One of the funny things is that these fire commanders weren’t always the person with the most experience. They were sometimes just the people who could build the models faster and better than the others. It’s the ability to think in systems that made them good at what they did. Highly productive people, it turns out, generate lots and lots of theories and start to use their systems thinking to model them – and eventually to know which things to test.
Thinking in systems doesn’t come with a cursory interest. It takes commitment.
It’s All About Commitment
In Freemont, California, they’ve witnessed a change. A plant that made cars so poorly that GM had to close it down became a shining star in a partnership with Toyota. The plant is the stuff of legend.
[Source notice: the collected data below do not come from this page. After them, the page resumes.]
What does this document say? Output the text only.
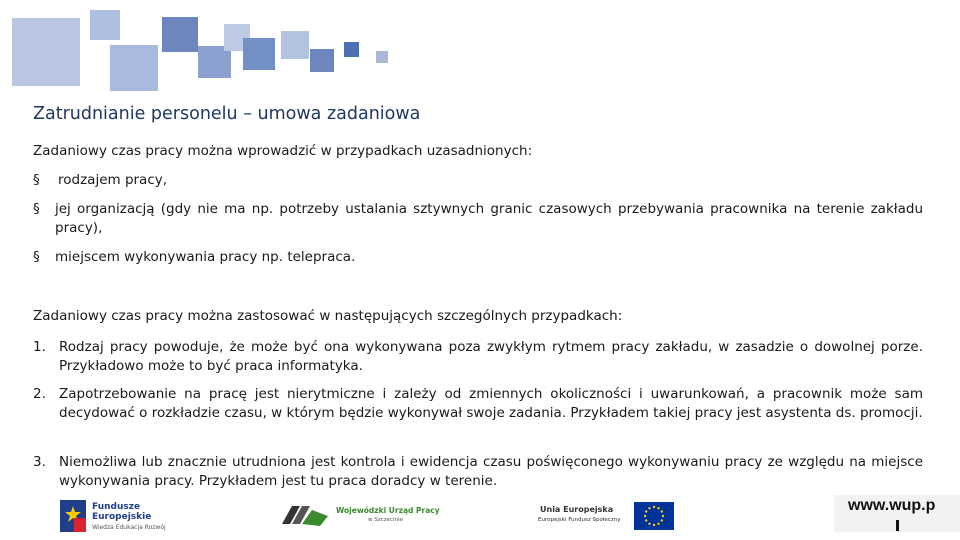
Zatrudnianie personelu – umowa zadaniowa

Zadaniowy czas pracy można wprowadzić w przypadkach uzasadnionych:

§ rodzajem pracy,
§ jej organizacją (gdy nie ma np. potrzeby ustalania sztywnych granic czasowych przebywania pracownika na terenie zakładu pracy),
§ miejscem wykonywania pracy np. telepraca.

Zadaniowy czas pracy można zastosować w następujących szczególnych przypadkach:

1. Rodzaj pracy powoduje, że może być ona wykonywana poza zwykłym rytmem pracy zakładu, w zasadzie o dowolnej porze. Przykładowo może to być praca informatyka.
2. Zapotrzebowanie na pracę jest nierytmiczne i zależy od zmiennych okoliczności i uwarunkowań, a pracownik może sam decydować o rozkładzie czasu, w którym będzie wykonywał swoje zadania. Przykładem takiej pracy jest asystenta ds. promocji.
3. Niemożliwa lub znacznie utrudniona jest kontrola i ewidencja czasu poświęconego wykonywaniu pracy ze względu na miejsce wykonywania pracy. Przykładem jest tu praca doradcy w terenie.
Fundusze
Europejskie
Wiedza Edukacja Rozwój
Wojewódzki Urząd Pracy
w Szczecinie
Unia Europejska
Europejski Fundusz Społeczny
www.wup.p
Many books have been written about it and reference it. It’s heralded as the quintessential reason why Japanese cars are so much better than American cars – even when the cars are made by largely the same workers.
In the GM command and control model, you didn’t dare stop the production line, because you had been told repeatedly how much that costs the company. In the Toyota model, if you needed to stop the line to do something right, you did. It’s simple, but the transfer of accountability and responsibility is enough to do something magical: create commitment.
When you’re committed to your goal, job, career, or company, you’ll volunteer to work harder. You want to do more than the minimum, because the minimum isn’t great. When you want to take a leap forward, sometimes it means slowing things down to get it right and learn more.
Random Connections
The most innovative people you meet aren’t the people in the science lab learning to stop all vibration of an atom. The most innovative people are the people who take discoveries like that one and combine it with other ideas to create something great. The truly innovative research that has been done, the greatest ideas that have been created, are a result of merging diverse fields. Whether it’s The Medici Effect that set off the Renaissance period by bringing together different artists and inventors or it’s Edison’s lab that brought metallurgy and gas lighting experts together to create the incandescent light, breakthrough innovations are more about combining the thoughts of others than doing your own detailed, tiny, but ground-breaking research.
For me, these random connections are Discovered Truths. Like the periodic table of elements, when you can see the order in the chaos, you can tame it and ride it to the end – rather than trying to grind it out. In the end, Smarter Faster Better is the way we all want to be.